2015 GSA Annual Meeting in Baltimore, Maryland, USA (1-4 November 2015)

Paper No. 182-8
Presentation Time: 10:10 AM

THE 2011 MINERAL, VIRGINIA, EARTHQUAKE AS A STIMULUS FOR RESEARCH ON INTRAPLATE SEISMIC HAZARDS IN EASTERN NORTH AMERICA


HORTON Jr., J. Wright, U.S. Geological Survey, 926A National Center, Reston, VA 20192, CHAPMAN, Martin C., Department of Geosciences, Virginia Tech, 4044 Derring Hall, Blacksburg, VA 24061 and GREEN, Russell A., Department of Civil and Environmental Engineering, Virginia Tech, 120B Patton Hall, Blacksburg, VA 24061, whorton@usgs.gov

The Mw 5.7-5.8 Mineral, Virginia, earthquake of 2011 was marginally the largest to occur in the eastern U.S. since the 1886 Charleston, S.C., earthquake. It was felt over much of the eastern U.S. and southeastern Canada, caused significant damage from central Virginia to the National Capital Region, and was responsible for the first automatic safe shutdown of a nuclear power station from an earthquake in U.S. history. Responses from the science and engineering communities to this event serve as a model for responding to future low probability, high consequence events.

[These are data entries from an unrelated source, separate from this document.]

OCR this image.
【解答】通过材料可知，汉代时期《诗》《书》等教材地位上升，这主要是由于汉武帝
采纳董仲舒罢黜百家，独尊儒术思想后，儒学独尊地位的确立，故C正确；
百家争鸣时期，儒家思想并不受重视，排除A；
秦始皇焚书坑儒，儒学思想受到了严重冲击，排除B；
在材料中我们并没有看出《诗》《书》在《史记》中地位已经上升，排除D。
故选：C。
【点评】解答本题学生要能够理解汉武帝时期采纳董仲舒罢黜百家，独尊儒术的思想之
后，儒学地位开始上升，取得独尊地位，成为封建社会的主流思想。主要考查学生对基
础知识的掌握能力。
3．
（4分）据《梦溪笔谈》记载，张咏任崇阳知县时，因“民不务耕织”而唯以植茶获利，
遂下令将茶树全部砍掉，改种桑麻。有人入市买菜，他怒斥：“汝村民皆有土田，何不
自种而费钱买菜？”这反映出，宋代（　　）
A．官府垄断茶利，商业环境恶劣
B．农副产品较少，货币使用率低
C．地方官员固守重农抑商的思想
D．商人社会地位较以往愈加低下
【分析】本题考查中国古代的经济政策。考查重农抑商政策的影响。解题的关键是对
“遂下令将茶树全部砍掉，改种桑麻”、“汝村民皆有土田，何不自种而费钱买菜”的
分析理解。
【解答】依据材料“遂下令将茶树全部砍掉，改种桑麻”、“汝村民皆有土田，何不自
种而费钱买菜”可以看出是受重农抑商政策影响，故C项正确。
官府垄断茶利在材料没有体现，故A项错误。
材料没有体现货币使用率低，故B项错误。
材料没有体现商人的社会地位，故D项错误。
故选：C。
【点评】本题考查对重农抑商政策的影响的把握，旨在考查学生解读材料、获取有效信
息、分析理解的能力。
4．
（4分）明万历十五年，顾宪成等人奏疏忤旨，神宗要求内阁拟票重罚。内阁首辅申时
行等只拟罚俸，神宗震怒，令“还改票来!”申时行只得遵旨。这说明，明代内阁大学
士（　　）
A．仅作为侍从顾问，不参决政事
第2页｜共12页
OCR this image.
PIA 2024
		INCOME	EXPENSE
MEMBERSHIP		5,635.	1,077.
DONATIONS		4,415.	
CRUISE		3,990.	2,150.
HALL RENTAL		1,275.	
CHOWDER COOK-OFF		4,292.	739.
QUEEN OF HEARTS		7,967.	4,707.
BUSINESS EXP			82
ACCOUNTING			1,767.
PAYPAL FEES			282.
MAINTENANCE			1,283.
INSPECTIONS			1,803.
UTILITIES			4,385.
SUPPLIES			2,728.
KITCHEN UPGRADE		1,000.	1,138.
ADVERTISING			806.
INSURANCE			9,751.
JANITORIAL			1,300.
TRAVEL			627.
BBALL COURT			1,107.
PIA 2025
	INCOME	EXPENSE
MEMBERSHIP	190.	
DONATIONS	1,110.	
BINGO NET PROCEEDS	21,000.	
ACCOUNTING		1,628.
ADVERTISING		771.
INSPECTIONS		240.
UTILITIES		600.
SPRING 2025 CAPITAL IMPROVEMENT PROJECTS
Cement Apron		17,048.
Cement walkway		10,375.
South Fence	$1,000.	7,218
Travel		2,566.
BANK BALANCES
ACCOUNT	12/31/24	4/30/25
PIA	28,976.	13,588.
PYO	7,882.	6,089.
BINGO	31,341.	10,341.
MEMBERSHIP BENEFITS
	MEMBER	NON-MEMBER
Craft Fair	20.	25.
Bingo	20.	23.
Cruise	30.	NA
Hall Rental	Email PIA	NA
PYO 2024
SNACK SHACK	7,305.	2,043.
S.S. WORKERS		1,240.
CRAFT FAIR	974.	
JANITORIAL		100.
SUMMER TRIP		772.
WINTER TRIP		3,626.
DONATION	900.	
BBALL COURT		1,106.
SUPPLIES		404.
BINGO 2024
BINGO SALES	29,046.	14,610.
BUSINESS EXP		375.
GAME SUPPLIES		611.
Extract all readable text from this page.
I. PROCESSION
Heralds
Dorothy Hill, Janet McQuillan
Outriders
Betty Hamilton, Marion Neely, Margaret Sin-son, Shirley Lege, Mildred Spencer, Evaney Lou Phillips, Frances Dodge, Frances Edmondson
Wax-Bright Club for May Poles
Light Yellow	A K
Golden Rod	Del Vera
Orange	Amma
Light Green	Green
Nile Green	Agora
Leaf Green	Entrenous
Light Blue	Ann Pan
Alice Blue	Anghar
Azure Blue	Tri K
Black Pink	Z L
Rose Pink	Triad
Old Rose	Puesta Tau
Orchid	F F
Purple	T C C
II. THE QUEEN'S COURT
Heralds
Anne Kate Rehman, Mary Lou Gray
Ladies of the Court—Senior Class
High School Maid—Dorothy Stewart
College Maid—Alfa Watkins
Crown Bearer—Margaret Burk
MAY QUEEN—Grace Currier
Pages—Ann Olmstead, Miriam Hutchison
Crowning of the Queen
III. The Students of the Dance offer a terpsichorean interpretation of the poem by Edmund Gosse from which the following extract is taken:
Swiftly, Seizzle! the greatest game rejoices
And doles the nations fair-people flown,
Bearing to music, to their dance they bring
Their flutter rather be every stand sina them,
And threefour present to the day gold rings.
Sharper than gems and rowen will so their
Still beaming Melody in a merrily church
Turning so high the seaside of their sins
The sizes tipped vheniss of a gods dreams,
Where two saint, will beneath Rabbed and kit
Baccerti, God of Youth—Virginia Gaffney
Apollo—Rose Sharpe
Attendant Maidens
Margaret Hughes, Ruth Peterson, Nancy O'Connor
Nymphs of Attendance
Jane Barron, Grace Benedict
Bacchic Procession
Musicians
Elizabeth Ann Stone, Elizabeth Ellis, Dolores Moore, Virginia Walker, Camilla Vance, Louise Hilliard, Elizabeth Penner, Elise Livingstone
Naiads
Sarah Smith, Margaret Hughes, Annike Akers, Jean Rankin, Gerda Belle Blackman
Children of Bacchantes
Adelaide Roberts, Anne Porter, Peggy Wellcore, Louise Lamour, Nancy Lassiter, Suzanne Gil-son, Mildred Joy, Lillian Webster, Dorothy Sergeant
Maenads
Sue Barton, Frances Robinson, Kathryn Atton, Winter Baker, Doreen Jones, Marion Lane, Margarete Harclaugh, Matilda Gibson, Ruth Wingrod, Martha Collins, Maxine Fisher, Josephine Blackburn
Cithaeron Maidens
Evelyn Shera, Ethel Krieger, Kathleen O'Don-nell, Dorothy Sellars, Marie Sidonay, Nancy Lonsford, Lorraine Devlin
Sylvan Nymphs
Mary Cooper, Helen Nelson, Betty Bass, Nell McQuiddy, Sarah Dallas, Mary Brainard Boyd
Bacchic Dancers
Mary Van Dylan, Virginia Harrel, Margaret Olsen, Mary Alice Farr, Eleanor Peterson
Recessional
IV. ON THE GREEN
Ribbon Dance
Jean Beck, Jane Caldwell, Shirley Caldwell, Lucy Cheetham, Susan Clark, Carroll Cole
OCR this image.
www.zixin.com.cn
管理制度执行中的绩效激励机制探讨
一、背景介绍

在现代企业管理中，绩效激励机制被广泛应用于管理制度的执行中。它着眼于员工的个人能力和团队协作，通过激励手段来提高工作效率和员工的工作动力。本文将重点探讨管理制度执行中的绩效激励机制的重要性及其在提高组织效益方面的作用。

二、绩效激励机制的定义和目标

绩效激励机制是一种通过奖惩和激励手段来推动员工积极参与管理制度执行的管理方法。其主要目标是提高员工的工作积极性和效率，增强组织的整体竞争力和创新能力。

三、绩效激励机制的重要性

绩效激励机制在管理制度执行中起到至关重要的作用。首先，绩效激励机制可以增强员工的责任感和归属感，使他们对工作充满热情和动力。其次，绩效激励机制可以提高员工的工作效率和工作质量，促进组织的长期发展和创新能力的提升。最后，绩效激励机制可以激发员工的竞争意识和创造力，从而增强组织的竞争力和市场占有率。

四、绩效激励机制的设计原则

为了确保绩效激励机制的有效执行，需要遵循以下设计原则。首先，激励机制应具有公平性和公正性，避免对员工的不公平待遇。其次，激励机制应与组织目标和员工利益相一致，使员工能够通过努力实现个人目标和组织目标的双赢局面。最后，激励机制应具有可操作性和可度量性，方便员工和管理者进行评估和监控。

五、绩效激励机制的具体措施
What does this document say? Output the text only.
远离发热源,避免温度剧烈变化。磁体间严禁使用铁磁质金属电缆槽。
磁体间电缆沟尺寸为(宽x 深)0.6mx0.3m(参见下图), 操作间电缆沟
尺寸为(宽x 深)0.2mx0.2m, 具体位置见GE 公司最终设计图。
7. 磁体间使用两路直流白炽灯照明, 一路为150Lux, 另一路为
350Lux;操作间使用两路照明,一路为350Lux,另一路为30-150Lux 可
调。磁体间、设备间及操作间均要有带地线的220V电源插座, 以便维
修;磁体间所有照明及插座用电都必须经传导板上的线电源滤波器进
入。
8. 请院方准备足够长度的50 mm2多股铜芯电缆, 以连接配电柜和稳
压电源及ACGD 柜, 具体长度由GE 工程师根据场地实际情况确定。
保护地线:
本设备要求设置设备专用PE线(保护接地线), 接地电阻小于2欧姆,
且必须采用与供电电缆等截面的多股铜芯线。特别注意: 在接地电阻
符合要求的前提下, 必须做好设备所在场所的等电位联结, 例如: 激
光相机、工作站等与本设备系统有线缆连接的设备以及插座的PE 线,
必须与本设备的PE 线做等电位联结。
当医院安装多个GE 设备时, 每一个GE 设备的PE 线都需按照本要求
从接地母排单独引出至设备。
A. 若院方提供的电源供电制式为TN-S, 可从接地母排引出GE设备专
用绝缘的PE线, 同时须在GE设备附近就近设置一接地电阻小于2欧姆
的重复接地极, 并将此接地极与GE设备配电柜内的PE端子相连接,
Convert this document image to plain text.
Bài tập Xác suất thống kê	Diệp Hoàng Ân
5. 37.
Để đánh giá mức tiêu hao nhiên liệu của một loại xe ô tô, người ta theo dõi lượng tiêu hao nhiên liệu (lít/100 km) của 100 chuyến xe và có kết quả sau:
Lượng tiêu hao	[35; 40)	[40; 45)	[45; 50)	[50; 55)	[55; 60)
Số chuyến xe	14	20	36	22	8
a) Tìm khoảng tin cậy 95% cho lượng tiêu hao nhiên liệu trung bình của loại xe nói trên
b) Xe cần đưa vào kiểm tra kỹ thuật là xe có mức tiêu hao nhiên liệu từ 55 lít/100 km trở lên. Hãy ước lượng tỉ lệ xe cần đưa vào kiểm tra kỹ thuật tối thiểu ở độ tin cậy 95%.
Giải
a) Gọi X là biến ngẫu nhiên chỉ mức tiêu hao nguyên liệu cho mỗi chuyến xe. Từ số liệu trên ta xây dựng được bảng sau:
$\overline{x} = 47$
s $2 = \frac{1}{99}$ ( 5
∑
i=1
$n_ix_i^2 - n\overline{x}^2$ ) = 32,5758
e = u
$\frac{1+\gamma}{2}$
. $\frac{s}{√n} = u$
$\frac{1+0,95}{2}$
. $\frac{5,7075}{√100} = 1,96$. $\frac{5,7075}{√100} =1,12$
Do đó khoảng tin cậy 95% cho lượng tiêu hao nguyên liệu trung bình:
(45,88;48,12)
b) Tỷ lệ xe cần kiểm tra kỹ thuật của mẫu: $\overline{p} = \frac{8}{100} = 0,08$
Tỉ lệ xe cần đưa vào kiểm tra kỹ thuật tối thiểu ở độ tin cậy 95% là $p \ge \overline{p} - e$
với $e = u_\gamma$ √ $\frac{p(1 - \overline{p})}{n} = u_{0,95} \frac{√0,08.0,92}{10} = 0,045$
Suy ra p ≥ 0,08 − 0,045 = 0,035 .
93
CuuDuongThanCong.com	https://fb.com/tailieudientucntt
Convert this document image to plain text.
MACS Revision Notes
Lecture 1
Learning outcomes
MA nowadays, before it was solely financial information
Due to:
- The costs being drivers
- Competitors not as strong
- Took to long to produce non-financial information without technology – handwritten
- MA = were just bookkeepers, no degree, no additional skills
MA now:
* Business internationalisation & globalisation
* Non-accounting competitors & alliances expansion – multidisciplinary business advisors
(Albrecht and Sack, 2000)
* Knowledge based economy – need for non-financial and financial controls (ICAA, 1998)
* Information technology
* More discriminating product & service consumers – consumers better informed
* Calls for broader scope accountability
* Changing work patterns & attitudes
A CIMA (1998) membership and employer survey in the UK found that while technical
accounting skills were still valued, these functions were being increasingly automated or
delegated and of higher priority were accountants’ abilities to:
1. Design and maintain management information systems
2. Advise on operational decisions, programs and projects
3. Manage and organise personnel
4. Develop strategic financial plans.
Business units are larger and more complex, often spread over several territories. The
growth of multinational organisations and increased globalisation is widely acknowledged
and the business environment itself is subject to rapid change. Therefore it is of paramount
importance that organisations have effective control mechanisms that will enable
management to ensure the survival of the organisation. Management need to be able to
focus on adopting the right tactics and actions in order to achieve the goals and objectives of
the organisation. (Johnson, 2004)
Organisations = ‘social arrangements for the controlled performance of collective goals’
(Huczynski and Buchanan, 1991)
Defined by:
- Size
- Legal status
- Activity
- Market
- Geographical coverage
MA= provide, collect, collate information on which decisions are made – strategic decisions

A 23-chapter volume entitled “The 2011 Mineral, Virginia, Earthquake, and Its Significance for Seismic Hazards in Eastern North America” (http://specialpapers.gsapubs.org/content/509) makes results inspired by the Mineral earthquake available. The volume provides a wealth of seismologic, engineering, geologic, hydrologic, and geophysical data that contribute to the understanding of earthquakes in eastern North America and to better assessment and mitigation of seismic hazards. It also serves as a foundation and stimulus for continuing research (some in progress) such as

  • comparison of active faults illuminated by aftershock clusters with mappable geologic features;
  • seismic monitoring of the Mineral aftershock sequence and other small earthquakes in the central Virginia seismic zone for insights into active fault geometries, stress-field perturbations, and the role of Coulomb stress transfer;
  • analyses of paleoliquefaction features and other seismites for evidence of prehistoric earthquake magnitudes, ages and recurrence intervals;
  • analyses of river channel and terrace geometries for insights into young surface deformation;
  • geologic mapping, trenching, lidar analyses, and geophysical imaging to test models for driving mechanisms of seismicity in relation to intraplate strain and favorably oriented geologic structures;
  • structural analyses and dating of latest displacements on faults beyond the 2011 epicentral area such as the Everona fault and possible extensions of the Stafford fault system into Washington, D.C.; and
  • measuring ground-motion variations to test possible amplification due to coastal-plain sediment thicknesses in Washington, D.C., where buildings were damaged ~130 km northeast of the epicenter.